The Big Thing About Small Talk
The primary function of small talk is to build and maintain social relationships. Period.
Those who despise small talk entirely miss the point of it.
It is a useful and necessary ritual, one that the anthropologist
Malinowski termed phatic communion, defined as “language
used in free, aimless, social intercourse.”
The American Heritage Dictionary (2000) defines phatic as
“Of, relating to, or being speech used to share feelings or to
establish a mood of sociability rather than to communicate
information or ideas.” That's small talk in a nutshell.
It's Not About Big Ideas
Sometimes the talk exchanged is highly predictable and
brief. It's about the weather, or the last weekend, or one's
state of health. Here, it's the connection that counts, taking
time to acknowledge the presence of an acquaintance, or even
the nod of recognition and “Good day” offered to a passing
stranger.
Other times the small talk can be lengthy and detailed.

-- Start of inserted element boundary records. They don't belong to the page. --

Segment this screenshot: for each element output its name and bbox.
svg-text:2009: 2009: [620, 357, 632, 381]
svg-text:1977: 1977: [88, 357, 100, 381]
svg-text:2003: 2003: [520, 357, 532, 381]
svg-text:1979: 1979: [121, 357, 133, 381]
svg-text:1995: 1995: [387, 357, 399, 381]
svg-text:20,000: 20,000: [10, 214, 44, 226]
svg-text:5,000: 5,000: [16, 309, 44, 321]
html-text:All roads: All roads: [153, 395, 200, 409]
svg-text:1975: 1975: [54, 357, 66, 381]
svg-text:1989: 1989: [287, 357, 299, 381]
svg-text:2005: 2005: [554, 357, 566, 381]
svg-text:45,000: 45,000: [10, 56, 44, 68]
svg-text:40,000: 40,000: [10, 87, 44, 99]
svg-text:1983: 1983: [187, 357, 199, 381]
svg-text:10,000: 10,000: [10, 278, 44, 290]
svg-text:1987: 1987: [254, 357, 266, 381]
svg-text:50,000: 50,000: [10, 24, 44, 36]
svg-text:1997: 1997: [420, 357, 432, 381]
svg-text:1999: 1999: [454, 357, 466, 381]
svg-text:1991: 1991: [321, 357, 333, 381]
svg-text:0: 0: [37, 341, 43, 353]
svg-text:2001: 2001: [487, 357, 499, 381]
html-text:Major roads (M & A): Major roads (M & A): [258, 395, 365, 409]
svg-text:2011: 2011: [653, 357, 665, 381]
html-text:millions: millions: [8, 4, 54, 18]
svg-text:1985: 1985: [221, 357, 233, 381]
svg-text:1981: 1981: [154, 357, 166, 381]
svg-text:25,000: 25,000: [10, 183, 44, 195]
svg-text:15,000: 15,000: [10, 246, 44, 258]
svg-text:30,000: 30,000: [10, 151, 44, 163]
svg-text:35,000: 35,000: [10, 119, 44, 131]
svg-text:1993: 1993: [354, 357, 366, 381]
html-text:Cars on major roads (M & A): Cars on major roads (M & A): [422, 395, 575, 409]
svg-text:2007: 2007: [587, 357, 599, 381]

It may be shop talk or family talk or gossip. In his book
Games People Play, psychiatrist Eric Berne termed such
talk “pastimes” and labeled some of them like “General
Motors” (men talking about cars) and “Wardrobe”
(women talking about fashion.) and “PTA” (talking
about kids and school.)
It's About People
Ask people who attend conferences and trade shows
about the best aspects of the event. Usually it will be the
people they meet, the networking, rather than the main
sessions. New contacts become part of your social
capital, your “know-who” resources.
In the office workplace, some of the most satisfying
parts of the day are water-cooler talk, or a shared coffee break.
We humans are tribal, and we need face-time contact with
all its attendant sights and smells and movements and feelings.
Small talk glues communities together. It provides the
little details of life that allow us to know one another well
enough to bond, to trust, to collaborate. We remark to a
colleague that she looks tired, and we learn that she was up
late taking care of her ailing parent. We notice that
Joe is remarkably upbeat on Monday morning and find out
that his son kicked the winning goal in Saturday's game.
We Need High Touch
When futurist John Naisbit first used the phrase
“high tech-high touch” in MegaTrends (1982), he was
referring to the need for balance in an increasingly
high tech world. Thus most people still prefer to view
movies in theaters with hundreds of others, to stand in
line and smell the popcorn and schmooze with friends
rather than to look at a 100-inch screen and watch a DVD
at home alone. We need “high touch.” We need small talk.
Why Tele-Commuting is Difficult
One serious downside of tele-commuting is the lack
of small talk that emails and instant messaging cannot
duplicate. The worker at home is out of the social
loop and can't stay current with the state of office politics,
gossip, rumors, and vibes. When we're out of sight,
we're also out of mind. A person cannot accurately
gauge where she stands in the workplace without regular
face-to-face contact.
A Skill of Emotional Intelligence
Being able to make small talk with a variety of people
is a foundational skill of emotional intelligence. To
dismiss small talk as an empty social ritual is foolish and
shows little understanding of what is needed for humans
to connect and bond. Those bosses who limit coffee breaks
and scorn water-cooler chats while telling employees to
“stop talking and get back to work” often injure the social
climate for work and actually reduce productivity.